Não há dúvida que estamos num virar de página da História, para os EUA e para o chamado mundo Ocidental.

Os escândalos amontoam-se, a corrupção generaliza-se, as leis são ditadas ao sabor dos grandes conglomerados de interesses agrupados em lobbies.  

Ao nível internacional há uma fuga dos mais fiéis aliados, virando-se para países  como a Rússia, a China e outros que dispõem de potencial militar e capacidade económica para dissuadir  qualquer presidente dos EUA (ou antes, os que mexem os cordelinhos em seu nome), de outra guerra, direta ou por procuração.

Os instrumentos habituais de relacionamento dos países uns com os outros, são: o comércio, a diplomacia e as relações multilaterais. Os horizontes destes três campos vão-se estreitando, de ano para ano, em relação aos EUA e seu governo. 

Estes, e muitos outros aspetos, indicam que se está no final de um ciclo. Ele surge com toda a clareza com o fim do dólar enquanto moeda de reserva universal e principal moeda das transações internacionais, comerciais e financeiras.

Porém, estes fatores não se podem analisar isoladamente. Tem igualmente de se evocar  em todo o «Ocidente» e em particular, nos EUA,  a retração do domínio da liberdade de expressão, do direito de se ter opinião própria, mesmo que esta negue a do governo, mesmo que esteja em contradição com a opinião da maioria. 

Com efeito, os ataques à liberdade de expressão e difusão do pensamento acabam por ter um efeito duplo: São, por um lado, a demonstração óbvia da falsidade de que são uma democracia, perdendo o seu regime apoio interno e - sobretudo - ao nível internacional. Por outro lado, fazem com que muitos indivíduos em altos cargos, públicos ou privados, tenham uma visão distorcida da realidade. Isto está na origem da multiplicação de decisões equivocadas ou francamente estúpidas, em diversos assuntos de importância fundamental para o regime..  

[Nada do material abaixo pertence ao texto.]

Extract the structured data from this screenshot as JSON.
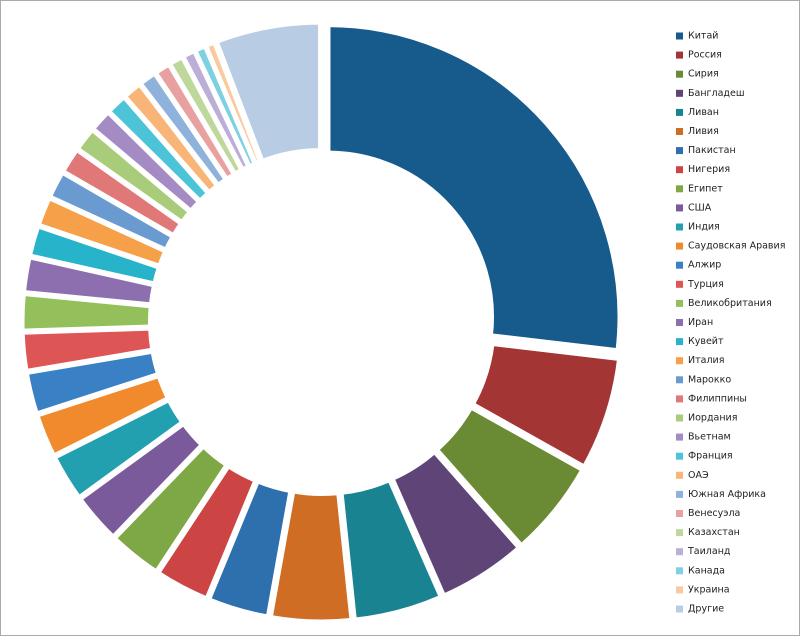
{
  "chart_data": {
    "type": "pie",
    "categories": [
      "Китай",
      "Россия",
      "Сирия",
      "Бангладеш",
      "Ливан",
      "Ливия",
      "Пакистан",
      "Нигерия",
      "Египет",
      "США",
      "Индия",
      "Саудовская Аравия",
      "Алжир",
      "Турция",
      "Великобритания",
      "Иран",
      "Кувейт",
      "Италия",
      "Марокко",
      "Филиппины",
      "Иордания",
      "Вьетнам",
      "Франция",
      "ОАЭ",
      "Южная Африка",
      "Венесуэла",
      "Казахстан",
      "Таиланд",
      "Канада",
      "Украина",
      "Другие"
    ],
    "values": [
      30,
      7,
      6,
      5.5,
      5.5,
      5,
      3.8,
      3.4,
      3.3,
      3.1,
      2.9,
      2.7,
      2.6,
      2.4,
      2.3,
      2.2,
      1.9,
      1.8,
      1.7,
      1.6,
      1.5,
      1.4,
      1.3,
      1.2,
      1.1,
      1,
      0.9,
      0.8,
      0.7,
      0.6,
      6.5
    ],
    "colors": [
      "#175a8c",
      "#a33535",
      "#6a8a34",
      "#5f4478",
      "#1a8391",
      "#d06d25",
      "#2e6fad",
      "#cc4444",
      "#7ea745",
      "#7a5a9a",
      "#22a0b0",
      "#f08a2c",
      "#3a80c4",
      "#dd5555",
      "#93c05a",
      "#8d6fb0",
      "#27b3c9",
      "#f6a04a",
      "#6a9bd0",
      "#e07878",
      "#a8cc7a",
      "#a48bc4",
      "#4cc3d6",
      "#f8b577",
      "#8fb2dc",
      "#e9a0a0",
      "#bed89c",
      "#bcaed6",
      "#7fd0e0",
      "#fac9a0",
      "#b8cce4"
    ],
    "inner_radius_ratio": 0.56
  }
}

O fim do privilégio exorbitante, expressão primeiro usada pelo ex-presidente francês Giscard D'Estaing para caracterizar o estatuto de moeda de reserva do dólar dos EUA, parece não inquietar a classe política corrupta e pouco preocupada em disfarçar a sua corrupção. Ela parece só estar preocupada em exercer o poder para encher os bolsos, com dinheiro público, ou com doações (luvas) privadas ou de empresas. Quanto ao dinheiro público, ele é distribuído de acordo com os grandes interesses e sem qualquer controlo, beneficiando as grandes corporações da indústria farmacêutica ao armamento e às «novas tecnologias».

Mas não podem realmente impedir o facto de um novo sistema monetário internacional estar a ser construído, entre vários parceiros, com a garantia de que nenhum destes se aproveitará de uma posição de destaque ou dominância nas trocas comerciais ou com os seus trunfos estratégicos, para impor às outras nações um «diktat». 

Foi exatamente o que os EUA decidiram fazer com o dólar, a partir do momento em que julgaram que detinham a primazia, de que só eles tinham os meios e a «legitimidade» para impor ao resto do mundo a «rules made order» (ou seja; a ordem deles, feita com as regras ditadas por eles). 

É um caso típico de húbris, que lhes está a sair caro, pois os seus competidores e mesmo seus aliados compreenderam o perigo da instrumentalização do dólar: A brutal guerra económica contra a Rússia, em Fevereiro / Março de 2022, já estava a ser preparada de longa data. Se a Rússia não tivesse tomado, por sua vez e com grande antecedência, medidas para minimizar os ataques desenfreados das sanções, punitivas para toda a sua economia, estas teriam feito muito mais estragos à economia e ao povo da Rússia. Muitos acordaram e perceberam que os EUA eram capazes de fazer o mesmo com qualquer país que - em dado momento - não se conformasse com o seu domínio hegemónico. Foi assim que, os que governam os EUA, eles próprios enterraram o dólar. Conseguiram fazer com que o dólar deixasse de ser a divisa que todos gostavam de ter, para ser aquela da qual todos se querem ver livres, o mais depressa possível.

Está-se perante um notável exemplo de autoderrota duma grande potência. Isto é um caso de húbris, por terem avaliado erradamente o seu poderio, por acreditarem na sua própria propaganda. Isto diz-nos muito igualmente, sobre as «elites» do poder nos EUA.